Towards Fast, Memory-based and Data-Efficient Vision-Language Policy
Haoxuan Li, Sixu Yan, Yuhan Li, Xinggang Wang
TL;DR
LiteVLP tackles the challenges of expensive inference, domain shift, and memory limitations in vision-language policies for robotics by leveraging a lightweight 1B-parameter VLM backbone, memory-aware visuomotor instruction tuning, and a novel multi-observation compression module.
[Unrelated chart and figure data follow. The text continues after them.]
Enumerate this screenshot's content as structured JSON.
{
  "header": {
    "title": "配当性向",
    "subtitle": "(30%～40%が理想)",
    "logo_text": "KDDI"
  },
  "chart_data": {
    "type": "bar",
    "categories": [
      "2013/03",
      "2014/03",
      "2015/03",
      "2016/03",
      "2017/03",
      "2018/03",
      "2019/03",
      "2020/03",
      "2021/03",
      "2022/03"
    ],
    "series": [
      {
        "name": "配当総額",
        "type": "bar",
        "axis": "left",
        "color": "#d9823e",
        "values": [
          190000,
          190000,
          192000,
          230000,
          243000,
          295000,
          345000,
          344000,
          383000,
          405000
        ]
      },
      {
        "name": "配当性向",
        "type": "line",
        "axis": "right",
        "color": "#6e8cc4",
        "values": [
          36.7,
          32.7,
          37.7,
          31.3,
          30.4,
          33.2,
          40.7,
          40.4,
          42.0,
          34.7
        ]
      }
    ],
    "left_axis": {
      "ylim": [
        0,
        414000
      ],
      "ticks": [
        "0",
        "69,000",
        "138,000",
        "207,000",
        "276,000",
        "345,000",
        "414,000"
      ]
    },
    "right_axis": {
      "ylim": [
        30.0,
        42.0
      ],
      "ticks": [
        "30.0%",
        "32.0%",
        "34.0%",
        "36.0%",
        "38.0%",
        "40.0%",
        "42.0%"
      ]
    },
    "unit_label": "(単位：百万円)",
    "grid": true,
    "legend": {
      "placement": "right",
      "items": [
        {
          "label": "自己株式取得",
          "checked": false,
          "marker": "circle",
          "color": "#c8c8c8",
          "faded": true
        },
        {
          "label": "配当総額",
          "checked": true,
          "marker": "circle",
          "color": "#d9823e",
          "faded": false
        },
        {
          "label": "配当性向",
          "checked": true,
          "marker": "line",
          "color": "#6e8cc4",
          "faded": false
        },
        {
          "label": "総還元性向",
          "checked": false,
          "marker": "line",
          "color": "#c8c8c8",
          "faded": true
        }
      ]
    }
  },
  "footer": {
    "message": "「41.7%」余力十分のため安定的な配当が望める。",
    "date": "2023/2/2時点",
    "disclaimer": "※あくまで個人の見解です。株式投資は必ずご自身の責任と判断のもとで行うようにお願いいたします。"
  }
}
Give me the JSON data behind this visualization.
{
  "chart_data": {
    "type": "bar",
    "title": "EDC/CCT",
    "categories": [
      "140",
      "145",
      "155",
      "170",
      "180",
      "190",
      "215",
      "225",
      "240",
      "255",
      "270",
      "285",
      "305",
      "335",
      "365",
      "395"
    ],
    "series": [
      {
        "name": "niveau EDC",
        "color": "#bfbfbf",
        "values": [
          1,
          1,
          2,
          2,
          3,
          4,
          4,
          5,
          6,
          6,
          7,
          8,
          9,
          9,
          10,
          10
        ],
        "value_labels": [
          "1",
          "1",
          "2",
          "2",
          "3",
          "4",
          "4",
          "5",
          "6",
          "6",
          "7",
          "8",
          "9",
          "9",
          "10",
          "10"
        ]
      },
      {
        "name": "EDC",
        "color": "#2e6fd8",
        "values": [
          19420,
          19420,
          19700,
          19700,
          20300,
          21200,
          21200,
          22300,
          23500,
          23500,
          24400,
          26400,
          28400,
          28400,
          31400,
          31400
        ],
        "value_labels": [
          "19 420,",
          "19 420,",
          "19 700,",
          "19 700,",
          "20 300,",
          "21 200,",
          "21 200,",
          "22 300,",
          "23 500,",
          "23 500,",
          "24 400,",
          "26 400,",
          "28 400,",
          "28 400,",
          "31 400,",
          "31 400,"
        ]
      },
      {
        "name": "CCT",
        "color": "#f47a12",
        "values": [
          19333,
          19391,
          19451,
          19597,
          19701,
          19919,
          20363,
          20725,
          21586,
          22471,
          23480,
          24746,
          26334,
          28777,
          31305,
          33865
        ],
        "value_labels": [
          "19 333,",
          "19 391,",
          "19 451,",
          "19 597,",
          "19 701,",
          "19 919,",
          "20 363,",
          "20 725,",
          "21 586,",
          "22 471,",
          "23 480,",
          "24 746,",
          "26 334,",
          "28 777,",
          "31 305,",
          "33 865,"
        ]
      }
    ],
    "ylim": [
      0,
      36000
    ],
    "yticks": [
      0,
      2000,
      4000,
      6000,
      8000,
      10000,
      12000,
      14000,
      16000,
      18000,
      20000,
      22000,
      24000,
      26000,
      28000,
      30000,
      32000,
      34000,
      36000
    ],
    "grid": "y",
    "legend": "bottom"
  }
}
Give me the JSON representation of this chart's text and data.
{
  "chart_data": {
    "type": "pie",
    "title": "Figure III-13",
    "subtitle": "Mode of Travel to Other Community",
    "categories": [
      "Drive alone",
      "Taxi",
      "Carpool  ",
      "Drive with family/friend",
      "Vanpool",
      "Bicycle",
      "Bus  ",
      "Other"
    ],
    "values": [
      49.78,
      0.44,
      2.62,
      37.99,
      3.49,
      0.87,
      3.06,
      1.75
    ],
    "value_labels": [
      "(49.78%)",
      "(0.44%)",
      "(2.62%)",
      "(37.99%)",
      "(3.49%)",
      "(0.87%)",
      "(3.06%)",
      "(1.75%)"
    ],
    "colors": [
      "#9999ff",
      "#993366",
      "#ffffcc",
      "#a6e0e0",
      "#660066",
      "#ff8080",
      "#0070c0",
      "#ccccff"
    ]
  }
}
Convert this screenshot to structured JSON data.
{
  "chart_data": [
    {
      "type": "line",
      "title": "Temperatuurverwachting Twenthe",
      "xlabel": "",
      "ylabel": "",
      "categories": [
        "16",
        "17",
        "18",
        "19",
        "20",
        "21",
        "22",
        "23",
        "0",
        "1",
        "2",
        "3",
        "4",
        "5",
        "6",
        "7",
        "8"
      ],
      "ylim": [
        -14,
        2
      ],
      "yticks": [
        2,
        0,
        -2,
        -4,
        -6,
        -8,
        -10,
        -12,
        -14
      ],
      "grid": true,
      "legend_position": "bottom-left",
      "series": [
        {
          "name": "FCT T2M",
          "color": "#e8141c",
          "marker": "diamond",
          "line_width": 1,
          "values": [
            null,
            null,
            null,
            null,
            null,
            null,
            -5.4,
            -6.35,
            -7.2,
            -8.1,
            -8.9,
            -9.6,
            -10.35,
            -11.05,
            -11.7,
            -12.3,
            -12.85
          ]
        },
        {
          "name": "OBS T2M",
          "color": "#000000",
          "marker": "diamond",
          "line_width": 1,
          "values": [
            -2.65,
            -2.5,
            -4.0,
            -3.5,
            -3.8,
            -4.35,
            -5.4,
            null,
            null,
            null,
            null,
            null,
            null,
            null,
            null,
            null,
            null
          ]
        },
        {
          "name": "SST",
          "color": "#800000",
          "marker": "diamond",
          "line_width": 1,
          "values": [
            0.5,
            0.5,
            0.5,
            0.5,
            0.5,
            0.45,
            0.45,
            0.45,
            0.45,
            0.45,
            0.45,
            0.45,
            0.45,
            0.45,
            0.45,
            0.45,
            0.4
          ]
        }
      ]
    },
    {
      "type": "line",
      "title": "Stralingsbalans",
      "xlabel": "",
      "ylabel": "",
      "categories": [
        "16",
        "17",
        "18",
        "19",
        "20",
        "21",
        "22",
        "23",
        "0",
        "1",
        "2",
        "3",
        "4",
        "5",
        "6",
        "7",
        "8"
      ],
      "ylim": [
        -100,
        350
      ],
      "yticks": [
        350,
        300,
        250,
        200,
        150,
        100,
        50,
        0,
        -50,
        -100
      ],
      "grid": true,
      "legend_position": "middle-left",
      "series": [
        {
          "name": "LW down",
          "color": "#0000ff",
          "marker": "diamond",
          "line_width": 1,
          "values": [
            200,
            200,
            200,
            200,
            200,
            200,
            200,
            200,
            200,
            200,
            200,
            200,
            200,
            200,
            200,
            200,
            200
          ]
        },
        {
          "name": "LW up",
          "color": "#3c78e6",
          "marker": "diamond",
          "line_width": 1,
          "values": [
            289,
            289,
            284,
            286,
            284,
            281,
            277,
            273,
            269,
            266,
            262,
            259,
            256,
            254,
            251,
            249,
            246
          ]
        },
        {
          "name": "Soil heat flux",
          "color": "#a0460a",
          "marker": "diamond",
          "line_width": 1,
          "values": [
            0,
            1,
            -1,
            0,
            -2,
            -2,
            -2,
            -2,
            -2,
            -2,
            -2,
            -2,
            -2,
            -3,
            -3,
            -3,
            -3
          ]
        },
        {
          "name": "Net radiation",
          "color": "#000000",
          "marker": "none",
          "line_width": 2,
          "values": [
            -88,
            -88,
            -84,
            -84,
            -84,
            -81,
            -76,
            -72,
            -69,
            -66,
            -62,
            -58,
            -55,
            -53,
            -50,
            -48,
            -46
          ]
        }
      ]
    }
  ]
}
The approach enables memory of past and future experiences while significantly reducing input token counts, boosting both training efficiency and inference speed. On VIMA-Bench, LiteVLP achieves competitive or superior task success using only a fraction of the data and exhibits strong robustness to localization noise, with notable gains in long-horizon manipulation. The work demonstrates that compact multi-modal models can deliver real-time, data-efficient robotic reasoning, paving the way for scalable deployment in real-world settings.
Abstract
Vision Language Models (VLMs) pretrained on Internet-scale vision-language data have demonstrated the potential to transfer their knowledge to robotic learning. However, the existing paradigm encounters three critical challenges: (1) expensive inference cost resulting from large-scale model parameters, (2) frequent domain shifts caused by mismatched data modalities, and (3) limited capacity to handle past or future experiences. In this work, we propose LiteVLP, a lightweight, memory-based, and general-purpose vision-language policy generation model. LiteVLP is built upon a pre-trained 1B-parameter VLM and fine-tuned on a tiny-scale and conversation-style robotic dataset. Through extensive experiments, we demonstrate that LiteVLP outperforms state-of-the-art vision-language policy on VIMA-Bench, with minimal training time. Furthermore, LiteVLP exhibits superior inference speed while maintaining exceptional high accuracy. In long-horizon manipulation tasks, LiteVLP also shows remarkable memory ability, outperforming the best-performing baseline model by 18.8%. These results highlight LiteVLP as a promising model to integrating the intelligence of VLMs into robotic learning.